Bruno Valverde Cota
Doctorat en Gestion et Cadre International
Le Portugal ne fait pas face à une crise structurelle immédiate. Il croît au-dessus de la moyenne de la zone euro. Le chômage est maîtrisé. Les exportations résistent. Mais la stabilité n’est pas une stratégie. Et la croissance n’est pas la convergence.
La productivité portugaise reste environ 25 % en dessous de la moyenne de l’Union européenne. C’est le véritable indicateur de risque : la productivité détermine les salaires, l’innovation et la capacité à concurrencer à l’échelle mondiale. Sans elle, la croissance est circonstancielle.
En 2022, le Portugal a investi environ 1,7 % du PIB en recherche et développement. La moyenne européenne dépasse 2,2 %. Des pays comme la Suède, l’Autriche ou l’Allemagne investissent plus de 3 %, et la Corée du Sud dépasse 4 %. Ces chiffres ne sont pas des statistiques académiques — ce sont des signaux clairs de priorité stratégique.
Le problème n’est pas un manque de talent. C’est un manque d’échelle et de concentration.
Si nous voulons éviter une irrélevance progressive, nous devons prendre des décisions concrètes.
Premièrement : porter l’investissement en R&D à 3 % du PIB d’ici 2030, avec au moins deux tiers provenant du secteur privé. Cela exige des incitations fiscales stables pendant une décennie, des fonds de co-investissement public-privé et une simplification radicale des mécanismes de candidature.
Deuxièmement : créer trois pôles industriels stratégiques de dimension internationale — par exemple, énergie et hydrogène vert au sud, technologie industrielle et automatisation au nord, économie bleue et biotechnologie sur la côte atlantique. La concentration génère une masse critique ; la dispersion perpétue la médiocrité.

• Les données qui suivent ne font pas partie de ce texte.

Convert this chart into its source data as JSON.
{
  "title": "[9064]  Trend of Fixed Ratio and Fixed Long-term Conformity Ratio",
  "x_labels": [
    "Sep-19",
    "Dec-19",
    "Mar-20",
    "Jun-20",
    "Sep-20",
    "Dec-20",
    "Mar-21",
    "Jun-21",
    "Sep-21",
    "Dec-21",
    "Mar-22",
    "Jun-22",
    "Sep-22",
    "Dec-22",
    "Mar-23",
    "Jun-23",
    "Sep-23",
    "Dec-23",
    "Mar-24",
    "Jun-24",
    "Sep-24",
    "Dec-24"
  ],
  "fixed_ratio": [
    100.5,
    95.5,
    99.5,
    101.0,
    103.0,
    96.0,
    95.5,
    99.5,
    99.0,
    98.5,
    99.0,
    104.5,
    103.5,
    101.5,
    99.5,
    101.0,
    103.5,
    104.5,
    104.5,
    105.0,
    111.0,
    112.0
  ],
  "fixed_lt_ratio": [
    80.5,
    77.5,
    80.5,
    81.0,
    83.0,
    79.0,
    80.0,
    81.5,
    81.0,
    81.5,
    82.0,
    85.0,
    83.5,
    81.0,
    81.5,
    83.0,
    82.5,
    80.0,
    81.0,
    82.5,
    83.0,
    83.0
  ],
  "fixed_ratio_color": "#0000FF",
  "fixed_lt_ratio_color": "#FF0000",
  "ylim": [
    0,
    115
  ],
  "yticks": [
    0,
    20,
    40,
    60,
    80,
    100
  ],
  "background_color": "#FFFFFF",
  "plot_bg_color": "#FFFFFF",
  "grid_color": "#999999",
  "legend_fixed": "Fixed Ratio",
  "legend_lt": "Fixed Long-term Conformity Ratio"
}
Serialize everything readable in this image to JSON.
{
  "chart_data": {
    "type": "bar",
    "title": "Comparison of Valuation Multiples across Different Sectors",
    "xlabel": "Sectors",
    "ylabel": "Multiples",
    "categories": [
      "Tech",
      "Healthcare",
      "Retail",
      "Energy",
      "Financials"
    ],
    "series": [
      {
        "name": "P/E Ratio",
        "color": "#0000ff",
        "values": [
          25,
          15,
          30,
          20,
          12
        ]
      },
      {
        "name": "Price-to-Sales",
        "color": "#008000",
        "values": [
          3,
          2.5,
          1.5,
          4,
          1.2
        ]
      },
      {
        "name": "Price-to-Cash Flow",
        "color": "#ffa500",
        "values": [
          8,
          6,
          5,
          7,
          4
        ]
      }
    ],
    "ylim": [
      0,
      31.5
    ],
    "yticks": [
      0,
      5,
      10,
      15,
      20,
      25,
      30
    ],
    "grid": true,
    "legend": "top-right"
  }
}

Troisièmement : réformer les critères de financement universitaire en introduisant des indicateurs d’impact économique — brevets déposés, startups créées, contrats industriels signés. Le savoir qui ne génère pas de valeur économique perd sa traction compétitive.
Quatrièmement : encourager la croissance des entreprises. Le Portugal compte un excès de microentreprises et un manque d’entreprises de taille intermédiaire compétitives à l’échelle mondiale. Mettre en place des avantages fiscaux progressifs pour les entreprises qui doublent leurs exportations en cinq ans ou dépassent un certain seuil de productivité enverrait un signal clair en faveur de l’échelle.
Cinquièmement : réformer la culture du risque. Simplifier les processus d’insolvabilité et de restructuration afin de réduire la stigmatisation de l’échec. Les économies innovantes apprennent vite parce qu’elles échouent vite.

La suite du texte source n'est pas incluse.